Dinitroanilines are of interest as antiprotozoal lead compounds because of their selective activity against the tubulin of these organisms, but concern has been raised due the potentially mutagenic nitro groups. Analogues of N1-phenyl-3,5-dinitro-N4,N4-di-n-butylsulfanilamide (>GB-II-150, compound >2b), a selective antimitotic agent against African trypanosomes and Leishmania, have been prepared where the nitro groups are replaced with amino, chloro, cyano, carboxylate, methyl ester, amide, and methyl ketone moieties. Dicyano compound >5 displays IC50 values that are comparable to >2b against purified leishmanial tubulin assembly (6.6 vs. 7.4 μM), Trypanosoma brucei brucei growth in vitro (0.26 vs. 0.18 μM), L. donovani axenic amastigote growth in vitro (4.4 vs. 2.3 μM), and in vitro toxicity against Vero cells (16 vs. 9.7 μM). Computational studies provide a rationale for the antiparasitic order of activity of these analogues and further insight into the role of the substituents at the 3 and 5 positions of the sulfanilamide ring.

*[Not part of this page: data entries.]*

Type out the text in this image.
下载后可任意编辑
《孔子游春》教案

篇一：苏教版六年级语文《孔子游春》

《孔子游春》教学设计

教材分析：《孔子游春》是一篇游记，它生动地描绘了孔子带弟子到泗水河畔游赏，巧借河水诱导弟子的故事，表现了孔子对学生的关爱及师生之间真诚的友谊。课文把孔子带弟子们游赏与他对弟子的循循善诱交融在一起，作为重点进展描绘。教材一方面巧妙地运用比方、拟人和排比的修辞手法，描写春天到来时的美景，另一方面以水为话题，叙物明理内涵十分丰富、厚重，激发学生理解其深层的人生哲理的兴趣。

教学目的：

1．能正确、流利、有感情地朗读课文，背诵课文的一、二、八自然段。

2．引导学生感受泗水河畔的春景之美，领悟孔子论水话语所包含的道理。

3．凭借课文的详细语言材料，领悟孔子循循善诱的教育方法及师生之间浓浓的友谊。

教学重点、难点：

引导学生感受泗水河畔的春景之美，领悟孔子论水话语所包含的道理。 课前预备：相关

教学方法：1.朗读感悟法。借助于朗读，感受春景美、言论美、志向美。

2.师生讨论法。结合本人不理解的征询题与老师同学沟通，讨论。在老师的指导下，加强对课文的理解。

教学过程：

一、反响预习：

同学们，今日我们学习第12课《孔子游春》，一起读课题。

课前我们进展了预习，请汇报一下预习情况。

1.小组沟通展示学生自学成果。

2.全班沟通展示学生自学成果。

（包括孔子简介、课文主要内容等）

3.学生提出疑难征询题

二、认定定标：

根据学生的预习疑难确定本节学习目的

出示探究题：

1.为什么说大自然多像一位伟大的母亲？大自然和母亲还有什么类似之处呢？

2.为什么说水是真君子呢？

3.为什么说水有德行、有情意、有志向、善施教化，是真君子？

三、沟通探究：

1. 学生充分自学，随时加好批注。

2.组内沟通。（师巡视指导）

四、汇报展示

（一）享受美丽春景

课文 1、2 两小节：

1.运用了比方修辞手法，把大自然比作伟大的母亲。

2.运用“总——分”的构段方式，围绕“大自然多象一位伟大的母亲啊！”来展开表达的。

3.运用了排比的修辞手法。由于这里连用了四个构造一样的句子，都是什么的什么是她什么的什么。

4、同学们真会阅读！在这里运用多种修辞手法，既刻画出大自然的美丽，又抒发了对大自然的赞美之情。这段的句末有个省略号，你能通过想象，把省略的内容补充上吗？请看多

机译:由于二硝基苯胺对这些生物体的微管蛋白具有选择性活性,因此它们作为抗原生动物的前导化合物而受到关注,但由于潜在的诱变硝基基团引起了人们的关注。 N 1 -苯基-3,5-二硝基-N 4 ,N 4 -二正丁基磺酰胺(> GB -II-150 (化合物> 2b )是一种针对非洲锥虫和利什曼原虫的选择性抗有丝分裂剂,已制备了其中的硝基被氨基,氯,氰基,羧酸盐,甲酯取代的化合物,酰胺和甲基酮部分。二氰基化合物> 5 的IC50值可与> 2b 相比,对纯化的利什曼膜微管蛋白组装体(6.6 vs. 7.4μM),布氏锥虫体外生长(0.26 vs. 0.18μM) ),多诺尼亚乳酸菌的近邻鞭毛体生长(4.4 vs. 2.3μM)和对Vero细胞的体外毒性(16 vs. 9.7μM)。计算研究为这些类似物的抗寄生虫活性顺序提供了理论依据,并进一步洞察了在磺胺酰胺环的3和5位上的取代基的作用。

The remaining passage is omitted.